The company has also received accelerated approval for Rozlytrek to treat adult and paediatric patients 12 years of age and older with solid tumours, which have a neurotrophic tyrosine receptor kinase (NTRK) gene fusion without a known acquired resistance mutation.
Rozlytrek is an oral medicine and selective tyrosine kinase inhibitor developed to inhibit the kinase activity of the TRK A/B/C and ROS1 proteins. It holds capacity to block ROS1 and NTRK kinase activity and may result in the death of cancer cells with ROS1 or NTRK gene fusions.
The approvals are based on data from the integrated analysis of the pivotal phase II STARTRK-2, phase I STARTRK-1 and phase I ALKA-372-001 trials, as well as data from the phase I/II STARTRK-NG study.
In the integrated analysis, Rozlytrek was assessed in various solid tumour types such as breast, cholangiocarcinoma, colorectal, gynaecological, neuroendocrine, non-small cell lung, salivary gland, pancreatic, sarcoma and thyroid cancers.

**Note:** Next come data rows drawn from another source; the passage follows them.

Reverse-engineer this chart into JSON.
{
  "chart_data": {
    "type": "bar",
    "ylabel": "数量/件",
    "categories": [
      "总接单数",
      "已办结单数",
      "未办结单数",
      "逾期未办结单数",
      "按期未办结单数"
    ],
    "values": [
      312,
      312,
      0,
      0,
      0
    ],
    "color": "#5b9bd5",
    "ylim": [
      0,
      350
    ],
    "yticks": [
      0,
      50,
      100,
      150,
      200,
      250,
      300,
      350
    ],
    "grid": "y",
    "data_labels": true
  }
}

According to the company, Rozlytrek shrank tumours in 78% of people with the disease and the duration of response (DoR) ranged from 1.8 to 36.8+ months in ROS1-positive and metastatic NSCLC.

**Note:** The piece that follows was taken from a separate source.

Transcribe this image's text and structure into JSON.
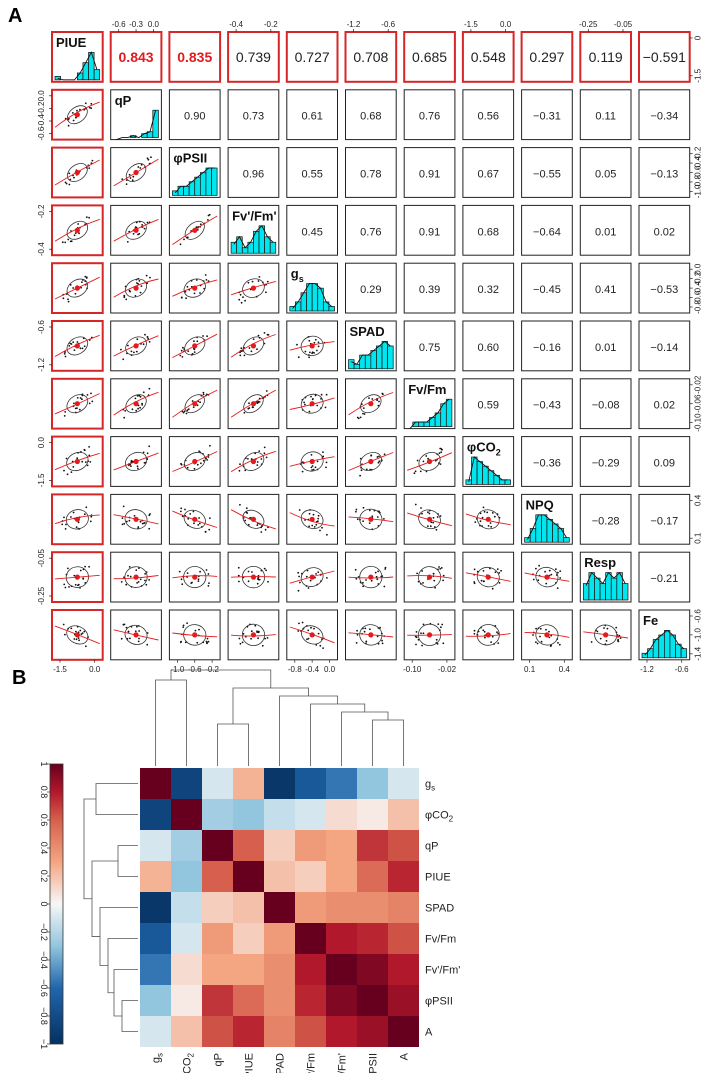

Foundation Medicine is also planning to submit FoundationOne CDx to the FDA for approval as a companion diagnostic for Rozlytrek, as currently there is no FDA-approved companion diagnostic for Rozlytrek.
Rozlytrek’s safety was evaluated from an integrated analysis of 355 people across the four trials, which enrolled people across 15 countries and over 150 clinical trial sites.

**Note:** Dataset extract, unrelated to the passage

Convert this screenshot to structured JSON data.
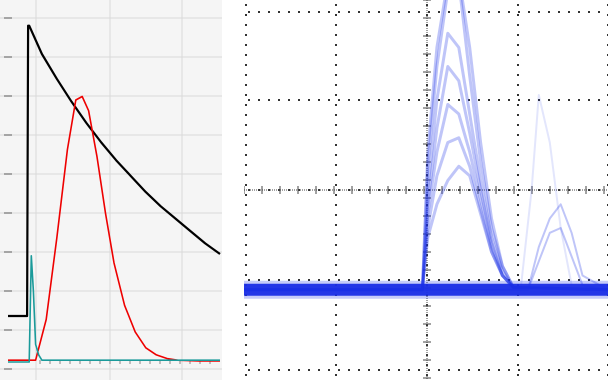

Roche chief medical officer and global product development head Dr Sandra Horning said: “Rozlytrek’s FDA approval for two rare types of cancer is an important advance for patients, combining a targeted medicine and genomic testing to bring this new treatment option to patients who are waiting.
“Rozlytrek is the first FDA-approved treatment that selectively targets both ROS1 and NTRK fusions, and, importantly, has also shown responses in these rare cancer types that have spread to the brain.”
In May this year, Roche received approval from the FDA for its Venclexta (venetoclax) in combination with Gazyva (obinutuzumab) to treat people with previously untreated chronic lymphocytic leukemia (CLL) or small lymphocytic lymphoma (SLL).